When I get boosted higher in the ranks, I’m gonna slap that stupid grin off his face. Maybe do him a favor and knock that dead tooth out of his mouth.

“Okay, don’t tell me. I just thought maybe it could help me do the job better.”

Leo hauled himself off my couch. “That’s where you’re wrong.”

He gave me a wave behind his back as he left without another word. Didn’t even close the door behind him.

I walked over and kicked it closed with my toe, then sat down to read up on Arnold Harbin.

It was a toss-up—do it at home or do it at work. At work the whole thing could go down as an in-the-line-of-duty thing. He’d get a hero’s burial and there would be way less heat on me because they’d think it was some crackhead or pissed off ex-con getting back at the cop who busted him.

But did it send the right message?
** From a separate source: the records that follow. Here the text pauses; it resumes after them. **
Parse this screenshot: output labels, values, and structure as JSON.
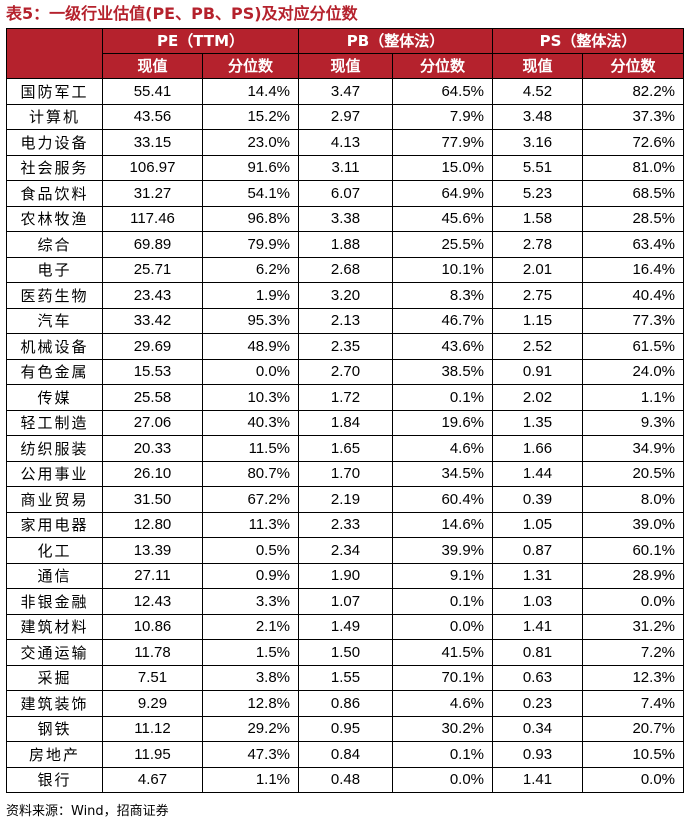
{
  "title": "表5：一级行业估值(PE、PB、PS)及对应分位数",
  "groups": [
    "PE（TTM）",
    "PB（整体法）",
    "PS（整体法）"
  ],
  "subheaders": [
    "现值",
    "分位数",
    "现值",
    "分位数",
    "现值",
    "分位数"
  ],
  "rows": [
    {
      "name": "国防军工",
      "pe": "55.41",
      "pe_pct": "14.4%",
      "pb": "3.47",
      "pb_pct": "64.5%",
      "ps": "4.52",
      "ps_pct": "82.2%"
    },
    {
      "name": "计算机",
      "pe": "43.56",
      "pe_pct": "15.2%",
      "pb": "2.97",
      "pb_pct": "7.9%",
      "ps": "3.48",
      "ps_pct": "37.3%"
    },
    {
      "name": "电力设备",
      "pe": "33.15",
      "pe_pct": "23.0%",
      "pb": "4.13",
      "pb_pct": "77.9%",
      "ps": "3.16",
      "ps_pct": "72.6%"
    },
    {
      "name": "社会服务",
      "pe": "106.97",
      "pe_pct": "91.6%",
      "pb": "3.11",
      "pb_pct": "15.0%",
      "ps": "5.51",
      "ps_pct": "81.0%"
    },
    {
      "name": "食品饮料",
      "pe": "31.27",
      "pe_pct": "54.1%",
      "pb": "6.07",
      "pb_pct": "64.9%",
      "ps": "5.23",
      "ps_pct": "68.5%"
    },
    {
      "name": "农林牧渔",
      "pe": "117.46",
      "pe_pct": "96.8%",
      "pb": "3.38",
      "pb_pct": "45.6%",
      "ps": "1.58",
      "ps_pct": "28.5%"
    },
    {
      "name": "综合",
      "pe": "69.89",
      "pe_pct": "79.9%",
      "pb": "1.88",
      "pb_pct": "25.5%",
      "ps": "2.78",
      "ps_pct": "63.4%"
    },
    {
      "name": "电子",
      "pe": "25.71",
      "pe_pct": "6.2%",
      "pb": "2.68",
      "pb_pct": "10.1%",
      "ps": "2.01",
      "ps_pct": "16.4%"
    },
    {
      "name": "医药生物",
      "pe": "23.43",
      "pe_pct": "1.9%",
      "pb": "3.20",
      "pb_pct": "8.3%",
      "ps": "2.75",
      "ps_pct": "40.4%"
    },
    {
      "name": "汽车",
      "pe": "33.42",
      "pe_pct": "95.3%",
      "pb": "2.13",
      "pb_pct": "46.7%",
      "ps": "1.15",
      "ps_pct": "77.3%"
    },
    {
      "name": "机械设备",
      "pe": "29.69",
      "pe_pct": "48.9%",
      "pb": "2.35",
      "pb_pct": "43.6%",
      "ps": "2.52",
      "ps_pct": "61.5%"
    },
    {
      "name": "有色金属",
      "pe": "15.53",
      "pe_pct": "0.0%",
      "pb": "2.70",
      "pb_pct": "38.5%",
      "ps": "0.91",
      "ps_pct": "24.0%"
    },
    {
      "name": "传媒",
      "pe": "25.58",
      "pe_pct": "10.3%",
      "pb": "1.72",
      "pb_pct": "0.1%",
      "ps": "2.02",
      "ps_pct": "1.1%"
    },
    {
      "name": "轻工制造",
      "pe": "27.06",
      "pe_pct": "40.3%",
      "pb": "1.84",
      "pb_pct": "19.6%",
      "ps": "1.35",
      "ps_pct": "9.3%"
    },
    {
      "name": "纺织服装",
      "pe": "20.33",
      "pe_pct": "11.5%",
      "pb": "1.65",
      "pb_pct": "4.6%",
      "ps": "1.66",
      "ps_pct": "34.9%"
    },
    {
      "name": "公用事业",
      "pe": "26.10",
      "pe_pct": "80.7%",
      "pb": "1.70",
      "pb_pct": "34.5%",
      "ps": "1.44",
      "ps_pct": "20.5%"
    },
    {
      "name": "商业贸易",
      "pe": "31.50",
      "pe_pct": "67.2%",
      "pb": "2.19",
      "pb_pct": "60.4%",
      "ps": "0.39",
      "ps_pct": "8.0%"
    },
    {
      "name": "家用电器",
      "pe": "12.80",
      "pe_pct": "11.3%",
      "pb": "2.33",
      "pb_pct": "14.6%",
      "ps": "1.05",
      "ps_pct": "39.0%"
    },
    {
      "name": "化工",
      "pe": "13.39",
      "pe_pct": "0.5%",
      "pb": "2.34",
      "pb_pct": "39.9%",
      "ps": "0.87",
      "ps_pct": "60.1%"
    },
    {
      "name": "通信",
      "pe": "27.11",
      "pe_pct": "0.9%",
      "pb": "1.90",
      "pb_pct": "9.1%",
      "ps": "1.31",
      "ps_pct": "28.9%"
    },
    {
      "name": "非银金融",
      "pe": "12.43",
      "pe_pct": "3.3%",
      "pb": "1.07",
      "pb_pct": "0.1%",
      "ps": "1.03",
      "ps_pct": "0.0%"
    },
    {
      "name": "建筑材料",
      "pe": "10.86",
      "pe_pct": "2.1%",
      "pb": "1.49",
      "pb_pct": "0.0%",
      "ps": "1.41",
      "ps_pct": "31.2%"
    },
    {
      "name": "交通运输",
      "pe": "11.78",
      "pe_pct": "1.5%",
      "pb": "1.50",
      "pb_pct": "41.5%",
      "ps": "0.81",
      "ps_pct": "7.2%"
    },
    {
      "name": "采掘",
      "pe": "7.51",
      "pe_pct": "3.8%",
      "pb": "1.55",
      "pb_pct": "70.1%",
      "ps": "0.63",
      "ps_pct": "12.3%"
    },
    {
      "name": "建筑装饰",
      "pe": "9.29",
      "pe_pct": "12.8%",
      "pb": "0.86",
      "pb_pct": "4.6%",
      "ps": "0.23",
      "ps_pct": "7.4%"
    },
    {
      "name": "钢铁",
      "pe": "11.12",
      "pe_pct": "29.2%",
      "pb": "0.95",
      "pb_pct": "30.2%",
      "ps": "0.34",
      "ps_pct": "20.7%"
    },
    {
      "name": "房地产",
      "pe": "11.95",
      "pe_pct": "47.3%",
      "pb": "0.84",
      "pb_pct": "0.1%",
      "ps": "0.93",
      "ps_pct": "10.5%"
    },
    {
      "name": "银行",
      "pe": "4.67",
      "pe_pct": "1.1%",
      "pb": "0.48",
      "pb_pct": "0.0%",
      "ps": "1.41",
      "ps_pct": "0.0%"
    }
  ],
  "source": "资料来源：Wind，招商证券",
  "colors": {
    "header_bg": "#b5222d",
    "title": "#b5222d",
    "header_text": "#ffffff"
  }
}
Part of this operation was reasserting our muscle, right? Letting people know we were still in business, even if the management has changed a bit. If this guy Harbin dies and no one knows it’s because he crossed the family, then there’s no lesson learned for the rest of them.

Kinda why it would be nice to know how he crossed us. It’d be great to make the hit some sort of message about the way he fucked up. The way snitches end up with their tongues cut out or guys skimming off the top with sticky fingers show up dead with those digits removed and long gone down some sewer somewhere.